Investigators from BitDefender the Romanian security company caution that malicious online campaigns are employing bogus YouTube pages that load PC-Trojans onto the systems of end-users.

Apparently, the perpetrators have tried considerably to create web-pages that greatly resemble the original YouTube pages. Thus, users who get cheated into viewing these fake websites find a malicious Java applet that gets implanted automatically as also one that they're encouraged for executing.

Consequently, a dialog begins since there's no signature on the applet, and because there are hardly instances in which Java is utilized in connection with mainstream Web utilities, people unaware of the program may feel lured for viewing the video that the YouTube promises.

Nevertheless, immediately as any user, based on deception, clicks for program execution, a malware that BitDefender identifies as Trojan.Generic.KDV.128306 gets pulled down on his PC as also copied and pasted as services.exe on the temporary directory in order that the Trojan may access the Net.

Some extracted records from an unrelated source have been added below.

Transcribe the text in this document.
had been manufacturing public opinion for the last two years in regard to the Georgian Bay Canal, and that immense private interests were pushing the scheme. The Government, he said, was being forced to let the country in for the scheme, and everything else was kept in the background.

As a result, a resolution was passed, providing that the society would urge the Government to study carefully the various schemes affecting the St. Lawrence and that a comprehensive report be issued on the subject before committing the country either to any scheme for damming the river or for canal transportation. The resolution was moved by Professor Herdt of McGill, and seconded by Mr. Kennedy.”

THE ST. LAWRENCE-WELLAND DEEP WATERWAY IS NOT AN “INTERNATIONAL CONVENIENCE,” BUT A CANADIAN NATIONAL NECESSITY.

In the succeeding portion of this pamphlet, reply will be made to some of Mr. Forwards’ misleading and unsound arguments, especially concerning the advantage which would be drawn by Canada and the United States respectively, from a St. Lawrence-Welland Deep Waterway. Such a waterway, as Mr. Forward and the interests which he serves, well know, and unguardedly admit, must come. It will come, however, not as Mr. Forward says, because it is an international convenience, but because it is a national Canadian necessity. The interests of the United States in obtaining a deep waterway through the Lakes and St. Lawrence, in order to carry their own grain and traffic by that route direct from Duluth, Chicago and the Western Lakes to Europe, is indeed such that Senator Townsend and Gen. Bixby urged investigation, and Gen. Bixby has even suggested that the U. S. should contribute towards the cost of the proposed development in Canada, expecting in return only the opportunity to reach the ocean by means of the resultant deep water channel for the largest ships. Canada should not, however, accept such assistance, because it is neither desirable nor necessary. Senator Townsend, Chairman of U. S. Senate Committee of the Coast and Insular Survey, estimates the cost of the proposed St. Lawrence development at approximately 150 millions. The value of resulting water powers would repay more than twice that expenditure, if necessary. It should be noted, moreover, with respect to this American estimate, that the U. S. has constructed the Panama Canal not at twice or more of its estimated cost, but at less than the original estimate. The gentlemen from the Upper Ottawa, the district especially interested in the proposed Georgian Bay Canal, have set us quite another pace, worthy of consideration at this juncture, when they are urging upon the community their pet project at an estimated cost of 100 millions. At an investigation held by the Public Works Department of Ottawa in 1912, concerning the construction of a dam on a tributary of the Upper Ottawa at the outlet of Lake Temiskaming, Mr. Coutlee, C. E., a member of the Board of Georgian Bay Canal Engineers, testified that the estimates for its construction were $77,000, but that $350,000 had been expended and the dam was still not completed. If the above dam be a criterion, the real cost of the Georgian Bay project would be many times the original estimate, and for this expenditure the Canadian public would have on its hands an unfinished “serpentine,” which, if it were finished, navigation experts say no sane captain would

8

Just then, Trojan.Generic.KDV.128306 begins interacting with its central C&C server via logging into one particular Internet Relay Chat channel whose username is registered as "Virus" as also its actual name as My_Name_iS_PIG_and_Iam_A_GaY%randomNumber%.

Hence, with its identity defined, Trojan.Generic.KDV.128306 accesses the channel via one specific instruction, wherein a botnet operator issues it more commands regarding the subsequent tasks it must execute on the contaminated computer. Consequently, the Trojan pulls down specific files, assigns them particular names and certainly runs them.

Incidentally, these files are equipped to do different malicious acts like dispatching messages through the chat utility of Facebook, using a PC virus that has DDoS abilities for proliferating through detachable USB drives, or installing a Trojan horse for click fraud to compromise Bing or Google searches carried out in Internet Explorer, Firefox or Chrome of the contaminated computer.

Furthermore, the key IRC Trojan is also interesting in that it exploits CVE-2010-3338 a privilege-escalation security flaw in Windows Task Schedule that the Stuxnet virus too exploited for evading User Access Control.

Eventually, it's recommended that users must turn off their browsers' Java plug-in incase they don't work with Java-based Web programs for eliminating this attack medium wholly.